Eric Fleming - Analyst
Okay, understood. And with any of the investments you've made in the fourth quarter and posts -- are any of those moving towards -- are there any new those relationship investments that you're looking to set up, like what you have with the Chicago behavioral health facility or what you've done with the dialysis clinics?
Timothy Wallace - CEO & President
Yes, actually one of -- the largest one that we did in the fourth quarter, the one that I am looking to work towards a relationship with, we're very excited about that, it's [Vantage Health Claims] in Louisiana and we feel like they are doing healthcare right, it's an insurance company (technical difficulty) doctors and they are actually building the cost curve. Their silver benchmark plan is, I think, what I heard was 17% below Louisiana BlueCross BlueShield benchmark plan. So we're very excited about doing the transaction and very excited about working with them on developing a relationship going forward.
We also bought our first property that was in conjunction with RegionalCare in the fourth quarter and obviously RegionalCare is headquartered here in Franklin and we know their management team well and they have been looking to develop a relationship there. So we're excited about that. And several of the others that we have in that kind of list. We have got signed term sheet on our second one with one of our site clients that's got a (inaudible) property. We've got a term sheet out for a second property with one of the dialysis clinic companies. So, we are seeing that come together. It's taken a little bit longer than what I would like, but we feel very good about where we're going with those relationships.
Operator
It appears that there are no further questions. So, I would now like to conclude the question-and-answer session and turn the call back over to Timothy Wallace for any closing remarks.

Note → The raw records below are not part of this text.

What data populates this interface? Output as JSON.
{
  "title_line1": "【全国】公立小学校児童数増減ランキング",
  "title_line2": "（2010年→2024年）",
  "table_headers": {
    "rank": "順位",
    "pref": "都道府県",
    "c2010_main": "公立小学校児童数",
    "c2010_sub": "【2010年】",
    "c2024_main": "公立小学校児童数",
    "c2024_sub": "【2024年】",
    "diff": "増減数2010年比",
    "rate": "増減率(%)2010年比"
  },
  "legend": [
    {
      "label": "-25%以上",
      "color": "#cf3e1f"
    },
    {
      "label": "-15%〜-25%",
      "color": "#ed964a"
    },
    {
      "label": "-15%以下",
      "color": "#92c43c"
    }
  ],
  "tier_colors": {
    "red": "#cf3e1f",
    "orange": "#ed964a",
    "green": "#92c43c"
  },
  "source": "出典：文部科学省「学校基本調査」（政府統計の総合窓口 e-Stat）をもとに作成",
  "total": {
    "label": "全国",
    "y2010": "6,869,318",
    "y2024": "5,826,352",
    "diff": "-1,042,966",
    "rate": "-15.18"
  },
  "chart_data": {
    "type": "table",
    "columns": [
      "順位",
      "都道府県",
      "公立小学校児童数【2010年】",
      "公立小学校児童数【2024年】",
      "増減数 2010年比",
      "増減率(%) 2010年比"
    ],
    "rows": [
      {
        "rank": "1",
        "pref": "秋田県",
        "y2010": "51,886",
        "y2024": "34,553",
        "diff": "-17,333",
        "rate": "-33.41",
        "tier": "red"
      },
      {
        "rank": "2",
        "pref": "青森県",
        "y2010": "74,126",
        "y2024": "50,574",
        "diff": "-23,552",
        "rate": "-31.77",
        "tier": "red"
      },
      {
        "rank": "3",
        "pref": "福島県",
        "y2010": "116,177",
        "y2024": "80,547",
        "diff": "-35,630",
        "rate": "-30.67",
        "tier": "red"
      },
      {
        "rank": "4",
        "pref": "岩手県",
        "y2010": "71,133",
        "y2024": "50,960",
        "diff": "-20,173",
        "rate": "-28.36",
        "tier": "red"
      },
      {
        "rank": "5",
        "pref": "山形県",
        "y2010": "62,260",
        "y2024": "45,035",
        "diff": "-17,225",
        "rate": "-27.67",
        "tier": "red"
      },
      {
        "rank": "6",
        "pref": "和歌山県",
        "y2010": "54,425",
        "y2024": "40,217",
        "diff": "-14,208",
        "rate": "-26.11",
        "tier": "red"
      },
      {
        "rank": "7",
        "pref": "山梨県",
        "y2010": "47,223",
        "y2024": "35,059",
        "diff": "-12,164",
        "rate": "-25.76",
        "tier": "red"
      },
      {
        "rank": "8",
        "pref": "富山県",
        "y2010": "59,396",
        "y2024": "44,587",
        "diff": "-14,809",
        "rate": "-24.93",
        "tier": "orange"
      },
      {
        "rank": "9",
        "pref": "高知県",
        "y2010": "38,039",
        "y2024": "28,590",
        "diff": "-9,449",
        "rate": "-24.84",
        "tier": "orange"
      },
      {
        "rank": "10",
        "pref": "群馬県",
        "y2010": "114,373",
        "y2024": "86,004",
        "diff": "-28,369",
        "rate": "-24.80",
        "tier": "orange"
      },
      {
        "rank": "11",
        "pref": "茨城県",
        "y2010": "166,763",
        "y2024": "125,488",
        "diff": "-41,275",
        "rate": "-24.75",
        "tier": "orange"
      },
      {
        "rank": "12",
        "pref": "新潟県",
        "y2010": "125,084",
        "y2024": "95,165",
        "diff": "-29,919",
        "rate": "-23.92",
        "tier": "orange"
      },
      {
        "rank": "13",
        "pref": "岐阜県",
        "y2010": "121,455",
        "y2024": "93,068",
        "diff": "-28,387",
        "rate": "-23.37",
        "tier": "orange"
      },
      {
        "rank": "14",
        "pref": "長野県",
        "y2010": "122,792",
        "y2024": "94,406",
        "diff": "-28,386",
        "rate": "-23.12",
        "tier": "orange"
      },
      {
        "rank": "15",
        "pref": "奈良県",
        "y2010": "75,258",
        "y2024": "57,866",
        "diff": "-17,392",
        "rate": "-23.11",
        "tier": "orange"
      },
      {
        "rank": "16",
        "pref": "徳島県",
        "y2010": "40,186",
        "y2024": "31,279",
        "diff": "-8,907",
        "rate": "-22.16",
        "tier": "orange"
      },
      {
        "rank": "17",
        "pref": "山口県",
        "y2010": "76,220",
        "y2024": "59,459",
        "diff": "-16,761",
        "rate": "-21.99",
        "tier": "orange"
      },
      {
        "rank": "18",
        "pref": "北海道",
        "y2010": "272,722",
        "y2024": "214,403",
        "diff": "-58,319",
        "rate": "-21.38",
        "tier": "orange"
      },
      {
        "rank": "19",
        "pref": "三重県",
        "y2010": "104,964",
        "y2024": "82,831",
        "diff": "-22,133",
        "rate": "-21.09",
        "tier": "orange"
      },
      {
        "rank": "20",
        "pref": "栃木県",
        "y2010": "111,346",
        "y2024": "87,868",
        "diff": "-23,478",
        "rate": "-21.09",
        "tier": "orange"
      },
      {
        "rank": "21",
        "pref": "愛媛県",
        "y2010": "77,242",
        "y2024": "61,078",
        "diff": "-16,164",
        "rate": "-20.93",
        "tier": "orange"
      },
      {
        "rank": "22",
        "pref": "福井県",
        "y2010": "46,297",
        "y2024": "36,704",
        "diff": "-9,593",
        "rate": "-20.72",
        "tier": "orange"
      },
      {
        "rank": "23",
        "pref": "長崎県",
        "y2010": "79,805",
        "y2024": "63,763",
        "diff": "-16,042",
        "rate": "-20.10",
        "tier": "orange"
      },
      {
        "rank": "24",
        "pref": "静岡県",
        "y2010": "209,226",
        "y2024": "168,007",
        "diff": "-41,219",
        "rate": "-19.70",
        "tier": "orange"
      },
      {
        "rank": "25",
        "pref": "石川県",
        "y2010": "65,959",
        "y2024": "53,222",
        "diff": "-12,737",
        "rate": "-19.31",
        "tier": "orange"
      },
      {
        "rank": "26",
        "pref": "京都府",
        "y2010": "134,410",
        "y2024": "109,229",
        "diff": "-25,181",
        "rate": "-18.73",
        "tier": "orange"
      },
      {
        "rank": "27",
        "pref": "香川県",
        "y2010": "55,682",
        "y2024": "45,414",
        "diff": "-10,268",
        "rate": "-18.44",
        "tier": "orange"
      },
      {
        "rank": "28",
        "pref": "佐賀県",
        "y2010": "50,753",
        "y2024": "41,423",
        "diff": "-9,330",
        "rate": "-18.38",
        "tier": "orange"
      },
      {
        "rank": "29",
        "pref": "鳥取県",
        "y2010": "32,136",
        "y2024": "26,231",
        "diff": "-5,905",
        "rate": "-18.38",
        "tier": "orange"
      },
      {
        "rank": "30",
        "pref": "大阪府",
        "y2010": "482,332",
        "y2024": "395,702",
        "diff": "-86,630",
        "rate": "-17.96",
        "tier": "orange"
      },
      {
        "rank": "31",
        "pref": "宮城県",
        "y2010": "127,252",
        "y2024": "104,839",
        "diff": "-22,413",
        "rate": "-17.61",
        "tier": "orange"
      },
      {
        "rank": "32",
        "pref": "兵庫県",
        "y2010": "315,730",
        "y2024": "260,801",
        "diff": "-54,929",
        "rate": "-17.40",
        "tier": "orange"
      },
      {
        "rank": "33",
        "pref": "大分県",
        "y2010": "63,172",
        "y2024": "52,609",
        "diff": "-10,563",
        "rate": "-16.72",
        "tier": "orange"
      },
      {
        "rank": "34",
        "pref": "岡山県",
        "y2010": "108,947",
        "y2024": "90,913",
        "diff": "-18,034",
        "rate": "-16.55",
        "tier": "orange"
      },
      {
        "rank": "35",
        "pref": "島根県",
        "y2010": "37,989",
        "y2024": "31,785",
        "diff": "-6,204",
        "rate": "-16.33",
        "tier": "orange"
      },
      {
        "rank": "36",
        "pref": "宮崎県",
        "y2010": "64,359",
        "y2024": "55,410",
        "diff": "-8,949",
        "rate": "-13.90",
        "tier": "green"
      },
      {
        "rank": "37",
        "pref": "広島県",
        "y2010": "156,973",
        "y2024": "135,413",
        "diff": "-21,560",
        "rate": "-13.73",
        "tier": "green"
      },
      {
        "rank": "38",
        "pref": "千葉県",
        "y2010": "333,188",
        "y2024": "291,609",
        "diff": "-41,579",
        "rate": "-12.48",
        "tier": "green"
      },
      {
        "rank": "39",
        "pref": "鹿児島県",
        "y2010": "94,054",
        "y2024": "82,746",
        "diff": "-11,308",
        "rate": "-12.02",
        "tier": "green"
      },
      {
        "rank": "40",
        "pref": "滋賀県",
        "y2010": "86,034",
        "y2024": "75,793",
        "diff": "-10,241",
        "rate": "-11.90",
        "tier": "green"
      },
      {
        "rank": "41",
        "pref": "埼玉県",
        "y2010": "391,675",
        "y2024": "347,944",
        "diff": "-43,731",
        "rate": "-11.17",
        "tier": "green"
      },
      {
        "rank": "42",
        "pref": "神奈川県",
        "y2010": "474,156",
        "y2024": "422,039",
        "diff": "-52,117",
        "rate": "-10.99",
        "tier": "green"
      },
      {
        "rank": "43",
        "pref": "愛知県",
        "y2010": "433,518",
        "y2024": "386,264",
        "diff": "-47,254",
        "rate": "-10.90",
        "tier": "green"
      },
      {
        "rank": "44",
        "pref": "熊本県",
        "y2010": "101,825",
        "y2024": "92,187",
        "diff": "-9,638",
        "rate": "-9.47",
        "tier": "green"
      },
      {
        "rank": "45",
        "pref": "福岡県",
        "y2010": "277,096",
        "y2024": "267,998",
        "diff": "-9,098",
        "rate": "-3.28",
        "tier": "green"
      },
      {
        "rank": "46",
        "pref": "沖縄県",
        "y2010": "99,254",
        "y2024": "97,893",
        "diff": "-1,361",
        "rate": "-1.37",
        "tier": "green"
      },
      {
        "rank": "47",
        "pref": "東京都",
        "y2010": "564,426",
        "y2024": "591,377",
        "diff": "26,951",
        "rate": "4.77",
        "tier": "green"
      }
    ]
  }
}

Timothy Wallace - CEO & President
Thank you and once again I'd like to thank everybody on the phone call for your continued interest and support and we continue to believe that we couldn't be where we are if it wasn't for you all. So, we're very appreciative of your support and we're looking forward to yet another year in 2017. Thank you.
Operator
The conference has now concluded. Thank you for attending today's presentation. You may now disconnect.